Walaupun tanduk-tanduk tersebut berasal dari Bali, Sumatra, dan Jawa Timur, namun Ia biasanya membeli tanduk tersebut di Dusun Kuwel, Klaten, Jawa Tengah.

“Saya sudah dari dulu berlangganan disana, di Kuwel memang banyak pengrajin tanduk seperti saya, untuk satu kilo tanduk saya beli dengan harga Rp 50.000” katanya.

Ia menjelaskan untuk menghasilkan kerajinan tanduk, prosesnya adalah tanduk dipotong sesuai bentuk benda yang akan dibuat. Selanjutnya tanduk dipanaskan agar mudah dibentuk. Setelah itu ditekan agar sesuai dengan bentuk yang diinginkan. Tanduk kemudian diasah agar halus dan mengkilap.

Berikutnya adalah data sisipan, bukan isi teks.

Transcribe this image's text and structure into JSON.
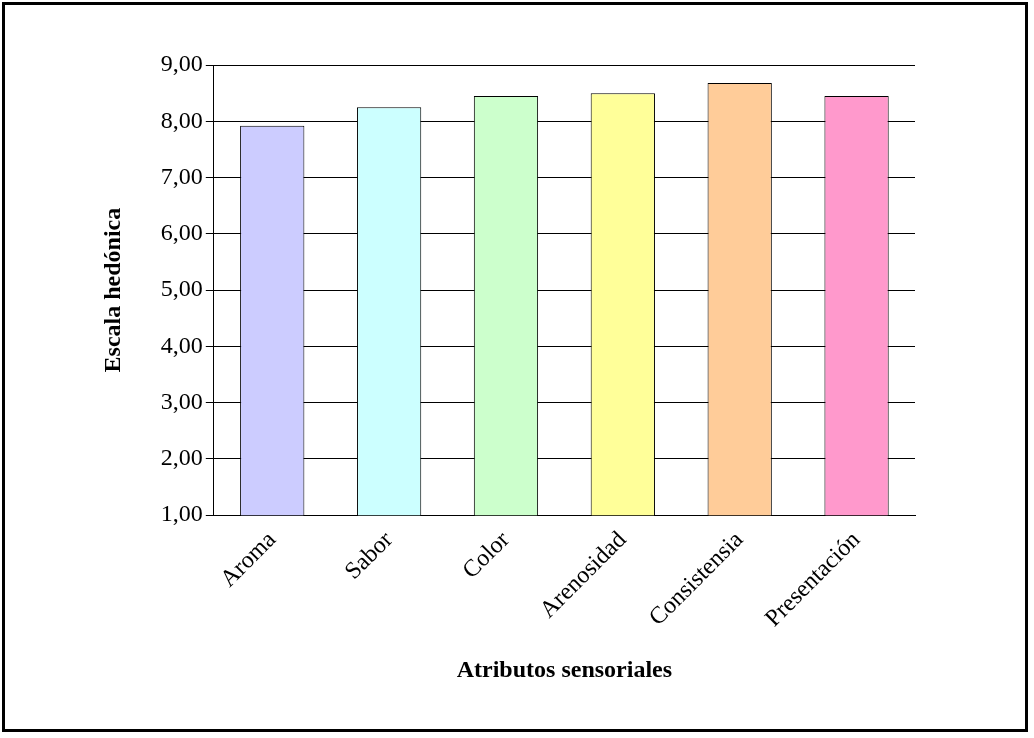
{
  "chart_data": {
    "type": "bar",
    "xlabel": "Atributos sensoriales",
    "ylabel": "Escala hedónica",
    "categories": [
      "Aroma",
      "Sabor",
      "Color",
      "Arenosidad",
      "Consistensia",
      "Presentación"
    ],
    "values": [
      7.92,
      8.25,
      8.45,
      8.5,
      8.68,
      8.45
    ],
    "colors": [
      "#ccccff",
      "#ccffff",
      "#ccffcc",
      "#ffff99",
      "#ffcc99",
      "#ff99cc"
    ],
    "ylim": [
      1,
      9
    ],
    "yticks": [
      {
        "value": 1,
        "label": "1,00"
      },
      {
        "value": 2,
        "label": "2,00"
      },
      {
        "value": 3,
        "label": "3,00"
      },
      {
        "value": 4,
        "label": "4,00"
      },
      {
        "value": 5,
        "label": "5,00"
      },
      {
        "value": 6,
        "label": "6,00"
      },
      {
        "value": 7,
        "label": "7,00"
      },
      {
        "value": 8,
        "label": "8,00"
      },
      {
        "value": 9,
        "label": "9,00"
      }
    ],
    "grid": "y",
    "legend": false
  }
}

Ia memberi contoh pembutan alam pemijat punggung, pertama tanduk dibelah dan di bakar agar lembut, kemudian di pres sehingga menjadi lempengan lurus. Barulah setelah itu dibuat pola sesuai pesanan dan dipotong dengan gergaji.

“Setelah itu dihaluskan dengan alat kikir baru dibakar lagi sebelum dicetak. Pola gagang dibuat jika bentuk kasar sudah jadi” ungkapnya.

Untuk membuat pola, lanjutnya, biasanya dengan menjepit di tanggem. Setelah digergaji mengikuti pola, alat pemijat punggung yang sudah jadi dikerok seluruh permukaannya untuk menghilangkan sisa kulit tanduk kasar.

“Kemudian dihaluskan dengan menggunakan ampelas. Untuk menimbulkan warna mengkilat, centong dipole” katanya.

Ia menambahkan bahwa tidak ada bahan kimia sedikit pun yang ia gunakan dalam memproses kerajinan tanduknya.“Benar-benar alami, sesuai warna asli tanduknya.”tambahnya.

Saat ditanya terkait tingkat permintaan kerajinan tanduk di pasaran saat ini, ia mengaku bahwa pada tahun 1990 mengalami masa keemasan. Namun, seiring berjalannya waktu, kerajinan tersebut mulai sedikit peminatnya.

“Dahulu saya bisa mengkaryakan sampai 20 pegawai, namun saat ini saya hanya mempunyai satu pegawai, itupun tidak setiap hari saya panggil, karena terkadang saya selama seminggu tidak ada pesanan sama sekali” ujarnya.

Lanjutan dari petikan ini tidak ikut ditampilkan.